The goal is a revenue model in which each piece of revenue predicts the other components of revenue.

Let’s say there is a usage component to how the software subscription is priced. Does the level of usage predict the insights derived from the data? Do those insights predict new professional services? Do the professional services lead to additional subscription revenues?

✓ The data is connecting

The professional services and the software both depend on data to create value for customers. Service-led growth depends on building up databases and being able to connect the data across data models to get insights.

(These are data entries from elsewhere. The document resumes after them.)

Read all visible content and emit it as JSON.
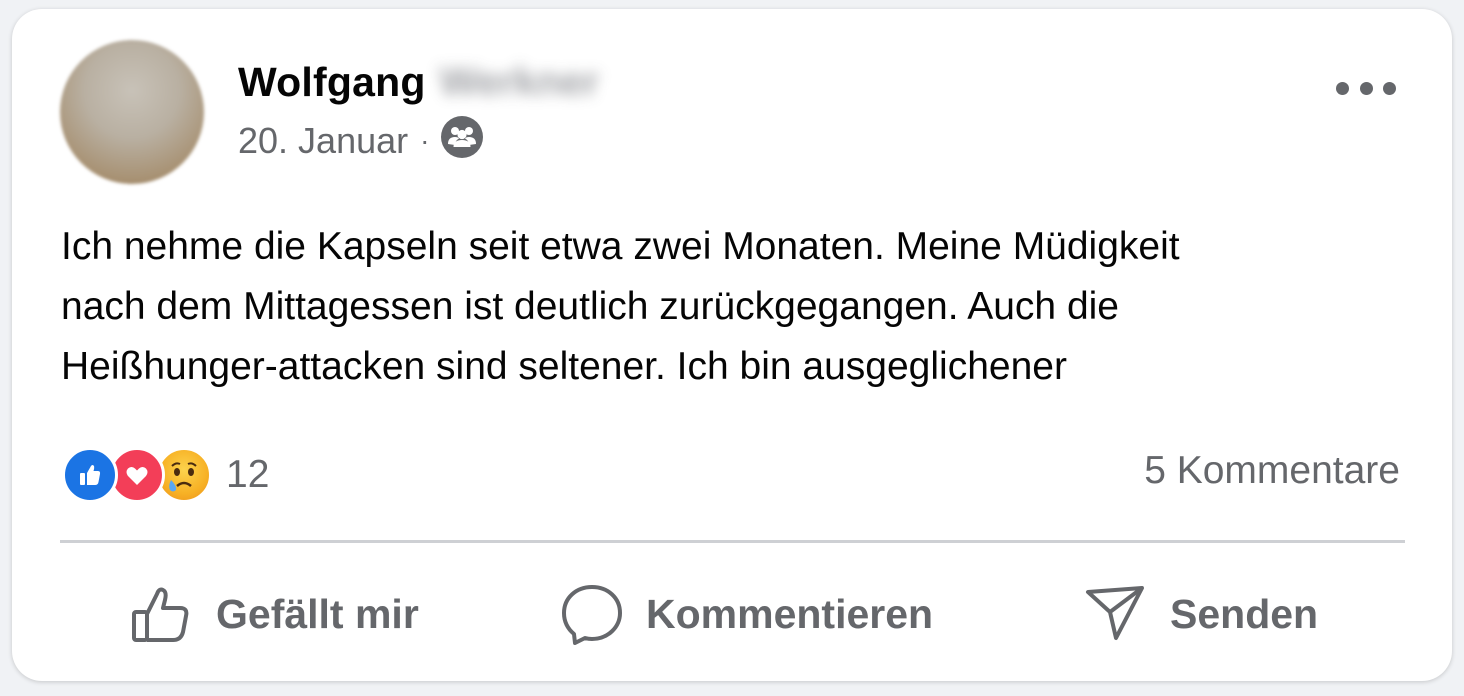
{
  "post": {
    "author_first_name": "Wolfgang",
    "author_last_name": "Werkner",
    "date": "20. Januar",
    "separator": "·",
    "audience_icon": "friends-icon",
    "text_lines": [
      "Ich nehme die Kapseln seit etwa zwei Monaten. Meine Müdigkeit",
      "nach dem Mittagessen ist deutlich zurückgegangen. Auch die",
      "Heißhunger-attacken sind seltener. Ich bin ausgeglichener"
    ]
  },
  "reactions": {
    "types": [
      "like",
      "love",
      "sad"
    ],
    "count": "12"
  },
  "comments": {
    "label": "5 Kommentare"
  },
  "actions": {
    "like_label": "Gefällt mir",
    "comment_label": "Kommentieren",
    "share_label": "Senden"
  },
  "colors": {
    "like_blue": "#1b74e4",
    "love_red": "#f33e58",
    "sad_yellow": "#f7b125",
    "secondary_text": "#65676b",
    "primary_text": "#050505"
  }
}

To know if you are making progress you need to have some way to measure the depth, breadth and connectedness of your data. The best tools to do this come from graph theory where there are many well validated techniques available. Basically, your data metrics should measure

  • Breadth, how wide is your data set, how much of the domain model is covered?

  • Depth, how many examples do you have, is there enough data to feed machine learning?

  • Connections, how are data points (vertices) connected to other data points (by edges)? Do the vertices and edges reflect the domain model?

✓ Skills are being added and role coverage is improving

Service-led growth is not just about the development of software, data and new revenue models. It also requires that people develop new skills. One of the critical things to measure is skill coverage. Coverage is a measure of how well people’s skills cover the skills identified for critical roles in the organization’s competency model.

  • Does the organization have the people it needs to fill the roles for service-led growth?

  • Are people’s skills growing? (Range of skills and level of expertise)

  • Are connecting and complementary skills emerging?
    (Connecting skills are the skills people use to work with other people on cross-functional teams, the ability to understand and apply the domain model is an important connecting skill for service-led growth. Complementary skills are skills not often found together in the same person but frequently used together on the same team. A data analyst’s skills and a business consultant’s skills are often highly complementary is service led growth.)